You won't understand how the model actually works.
You won't be able to create other models to experiment with different problems.
You won't know how to train your own model or what factors influence training quality or duration.
You won't understand other neural models used in natural language processing.
Ultimately, you’ll view your program as a black box performing magical tasks.

This guide aims to help you open that black box and understand its workings thoroughly.

Content Sequencing#

The following table shows a sequence of the guide's content along with indicative time estimates for each part.

Step	Content	Estimated Time	Notes
1	Introduction	10 minutes	This page!
2	Mathematical Concepts	5 hours	Refer to the links in this section only if you need to refresh your knowledge of mathematical concepts.
3	Regressors	4 hours	This document introduces a machine learning model that is not usually categorized as a neural network but helps introduce most of the key ideas relevant for discussing neural networks.
4	Learning PyTorch	5 hours	Going beyond equations and learning to implement the different models we will study is fundamental to fully understanding them. This page links to resources for learning (or reviewing) Python and PyTorch. Invest time here before advancing to theoretical content to better understand the implementations.
5	Regressor Implementation	4 hours	Examine PyTorch code for implementing logistic and softmax regressors. Use debugging tools as explained here to step through the code: analyze variable values and types, tensor shapes, and ensure you understand what each dimension represents.
6	Non-contextual Embeddings	4 hours	Obtaining non-contextual embeddings is an immediate application of logistic regressors, showcasing the potential of self-supervised learning.
7	Skip-gram Implementation	2 hours	Analyze PyTorch code for skip-gram implementation. Use debugging tools as explained here to step through the code. By this point, it is advisable to start familiarizing yourself with PyTorch before proceeding further.
8	Feedforward Networks	3 hours	This section introduces the neural network concept and creates a very basic language model with feedforward networks.
9	Feedforward Network Implementation	1 hour	Explore the code for implementing a simple feedforward-based language model.
10	Transformers and Attention Models	6 hours	All previous concepts prepare you to delve into the transformer architecture. This page focuses on the transformer’s decoder part, used in language models.
11	Transformer Code Implementation	6 hours	Analyze the general transformer implementation and a decoder-based language model. This code is more complex than those you studied before.
12	Additional Aspects of Transformers	4 hours	This page introduces the transformer’s encoder part and its potential uses, both standalone and paired with a decoder.
13	Named Entity Recognizer Implementation	1 hour	Analyze the code for implementing a named entity recognizer based on an encoder.
14	GPT-2 Model Implementation	4 hours	Optionally analyze the code for implementing a language model capable of loading and using GPT-2.
15	Speech	4 hours	This content is optional as it shifts to the domain of speech processing.

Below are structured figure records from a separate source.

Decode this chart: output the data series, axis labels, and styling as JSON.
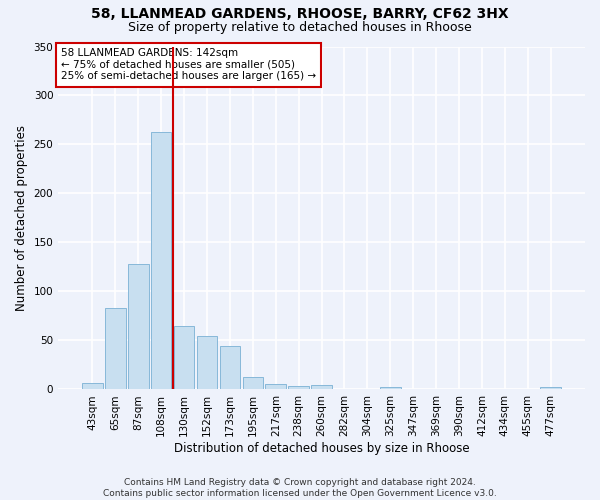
{
  "title1": "58, LLANMEAD GARDENS, RHOOSE, BARRY, CF62 3HX",
  "title2": "Size of property relative to detached houses in Rhoose",
  "xlabel": "Distribution of detached houses by size in Rhoose",
  "ylabel": "Number of detached properties",
  "bin_labels": [
    "43sqm",
    "65sqm",
    "87sqm",
    "108sqm",
    "130sqm",
    "152sqm",
    "173sqm",
    "195sqm",
    "217sqm",
    "238sqm",
    "260sqm",
    "282sqm",
    "304sqm",
    "325sqm",
    "347sqm",
    "369sqm",
    "390sqm",
    "412sqm",
    "434sqm",
    "455sqm",
    "477sqm"
  ],
  "bar_values": [
    7,
    83,
    128,
    263,
    65,
    55,
    44,
    13,
    6,
    4,
    5,
    0,
    0,
    3,
    0,
    0,
    0,
    0,
    0,
    0,
    3
  ],
  "bar_color": "#c8dff0",
  "bar_edge_color": "#7ab0d4",
  "bg_color": "#eef2fb",
  "grid_color": "#ffffff",
  "vline_color": "#cc0000",
  "annotation_text": "58 LLANMEAD GARDENS: 142sqm\n← 75% of detached houses are smaller (505)\n25% of semi-detached houses are larger (165) →",
  "annotation_box_color": "#ffffff",
  "annotation_box_edge": "#cc0000",
  "ylim": [
    0,
    350
  ],
  "yticks": [
    0,
    50,
    100,
    150,
    200,
    250,
    300,
    350
  ],
  "footnote": "Contains HM Land Registry data © Crown copyright and database right 2024.\nContains public sector information licensed under the Open Government Licence v3.0.",
  "title_fontsize": 10,
  "subtitle_fontsize": 9,
  "axis_label_fontsize": 8.5,
  "tick_fontsize": 7.5,
  "annotation_fontsize": 7.5,
  "footnote_fontsize": 6.5,
  "vline_bin_index": 4
}
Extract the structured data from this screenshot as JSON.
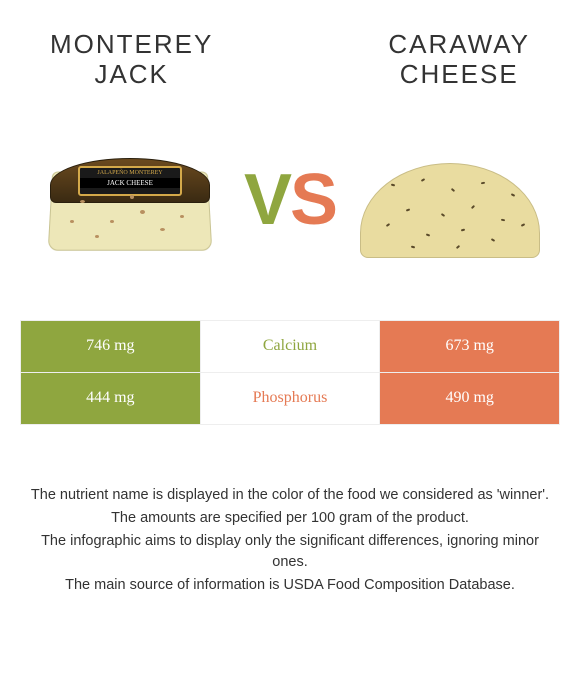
{
  "left": {
    "title_line1": "MONTEREY",
    "title_line2": "JACK",
    "color": "#8fa63f",
    "cheese_body_color": "#ede7b8",
    "rind_label_top": "JALAPEÑO MONTEREY",
    "rind_label_main": "JACK CHEESE"
  },
  "right": {
    "title_line1": "CARAWAY",
    "title_line2": "CHEESE",
    "color": "#e57a54",
    "cheese_body_color": "#e9dca0"
  },
  "vs": {
    "v": "V",
    "s": "S"
  },
  "rows": [
    {
      "nutrient": "Calcium",
      "left_val": "746 mg",
      "right_val": "673 mg",
      "winner": "left"
    },
    {
      "nutrient": "Phosphorus",
      "left_val": "444 mg",
      "right_val": "490 mg",
      "winner": "right"
    }
  ],
  "row_colors": {
    "left_bar": "#8fa63f",
    "right_bar": "#e57a54",
    "row_border": "#eeeeee"
  },
  "footnotes": [
    "The nutrient name is displayed in the color of the food we considered as 'winner'.",
    "The amounts are specified per 100 gram of the product.",
    "The infographic aims to display only the significant differences, ignoring minor ones.",
    "The main source of information is USDA Food Composition Database."
  ],
  "specks_left": [
    {
      "l": 40,
      "t": 60,
      "w": 5,
      "h": 3
    },
    {
      "l": 70,
      "t": 80,
      "w": 4,
      "h": 3
    },
    {
      "l": 100,
      "t": 70,
      "w": 5,
      "h": 4
    },
    {
      "l": 55,
      "t": 95,
      "w": 4,
      "h": 3
    },
    {
      "l": 120,
      "t": 88,
      "w": 5,
      "h": 3
    },
    {
      "l": 90,
      "t": 55,
      "w": 4,
      "h": 4
    },
    {
      "l": 140,
      "t": 75,
      "w": 4,
      "h": 3
    },
    {
      "l": 30,
      "t": 80,
      "w": 4,
      "h": 3
    }
  ],
  "seeds_right": [
    {
      "l": 30,
      "t": 20,
      "r": 15
    },
    {
      "l": 60,
      "t": 15,
      "r": -30
    },
    {
      "l": 90,
      "t": 25,
      "r": 40
    },
    {
      "l": 120,
      "t": 18,
      "r": -10
    },
    {
      "l": 150,
      "t": 30,
      "r": 25
    },
    {
      "l": 45,
      "t": 45,
      "r": -20
    },
    {
      "l": 80,
      "t": 50,
      "r": 35
    },
    {
      "l": 110,
      "t": 42,
      "r": -45
    },
    {
      "l": 140,
      "t": 55,
      "r": 10
    },
    {
      "l": 25,
      "t": 60,
      "r": -35
    },
    {
      "l": 65,
      "t": 70,
      "r": 20
    },
    {
      "l": 100,
      "t": 65,
      "r": -15
    },
    {
      "l": 130,
      "t": 75,
      "r": 30
    },
    {
      "l": 160,
      "t": 60,
      "r": -25
    },
    {
      "l": 50,
      "t": 82,
      "r": 15
    },
    {
      "l": 95,
      "t": 82,
      "r": -40
    }
  ]
}
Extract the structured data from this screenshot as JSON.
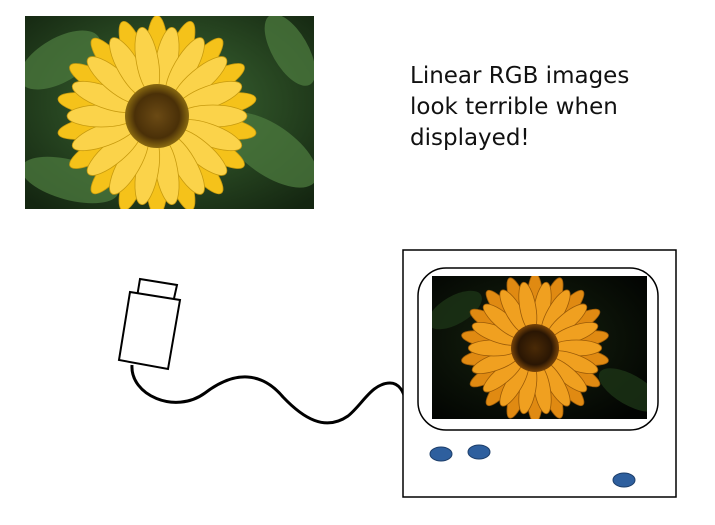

In each section, the icon highlights essential links, whether to book chapters for reading or code for exploration.

Prerequisite Mathematical Concepts#

Basic algebra, calculus, and probability concepts needed for natural language processing can be found in the "Linear Algebra," "Calculus" (including "Automatic differentiation"), and "Probability and Statistics" sections of Chapter 2 in the book "Dive into Deep Learning." Other topics like information theory or the maximum likelihood principle are covered in the "Information Theory" and "Maximum Likelihood" sections of an appendix in the same book.